The first batch of captive bred White-rumped vultures were released at Pithauli of Nawalparasi district in late 2017. The birds were taken to Nawalparasi from Chitwan captive breeding centre and kept in an aviary for months for their acclimatisation. A clean feeding centre was arranged for the birds when they came out of the cage for the first time to lead their life in the open.

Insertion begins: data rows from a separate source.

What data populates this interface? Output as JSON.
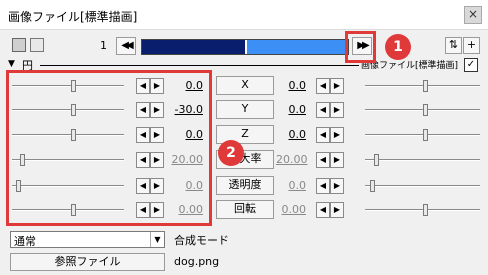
{
  "window": {
    "title": "画像ファイル[標準描画]",
    "close_label": "×"
  },
  "toolbar": {
    "frame": "1",
    "prev_label": "◀◀",
    "next_label": "▶▶",
    "swap_label": "⇅",
    "add_label": "+",
    "icons": [
      "camera-icon",
      "object-icon"
    ],
    "timeline_progress": 0.5
  },
  "group": {
    "name": "円",
    "tag": "画像ファイル[標準描画]",
    "checked": "✓"
  },
  "params": [
    {
      "name": "X",
      "left": "0.0",
      "right": "0.0",
      "dim": false
    },
    {
      "name": "Y",
      "left": "-30.0",
      "right": "0.0",
      "dim": false
    },
    {
      "name": "Z",
      "left": "0.0",
      "right": "0.0",
      "dim": false
    },
    {
      "name": "拡大率",
      "left": "20.00",
      "right": "20.00",
      "dim": true
    },
    {
      "name": "透明度",
      "left": "0.0",
      "right": "0.0",
      "dim": true
    },
    {
      "name": "回転",
      "left": "0.00",
      "right": "0.00",
      "dim": true
    }
  ],
  "arrows": {
    "left": "◀",
    "right": "▶"
  },
  "blend": {
    "value": "通常",
    "label": "合成モード",
    "dropdown": "▼"
  },
  "file": {
    "button": "参照ファイル",
    "name": "dog.png"
  },
  "callouts": [
    "1",
    "2"
  ],
  "colors": {
    "accent_red": "#e0393a",
    "timeline_dark": "#0a1e6e",
    "timeline_light": "#3c8ff5"
  }
}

The newly released birds joined their wild counterparts to feed on the readied carcasses but were reported to have experienced some difficulty in flying. But that is regarded as normal because vultures usually overeat and face flying problem. Nawalparasi had already made headlines for its ‘vulture restaurants’ designed to supply chemical free carcasses of cattle. These feeding centres bought old cattle from the farmers and took care of them until they died. The animals were kept safe from chemical contamination which posed threats to the birds.
In September 2018 following consignment of 12 captive bred vultures were released at the same location of Nawalparasi. According to Bird Conservation Nepal (BCN), this batch included the eight birds actually hatched within the vulture conservation and breeding center at Kasara of Chitwan National Park.
The captive bred vultures were fitted with radio devices so that their activities could be monitored via satellite telemetry. “The monitoring of the satellite-tagged birds is an important way to understand how well the birds are surviving, and to assess the safety of the “Vulture Safe Zone” said a BCN official Ishana Thapa. “If these and the previously tagged birds all survive then this is a further sign that the vulture conservation efforts are working well.”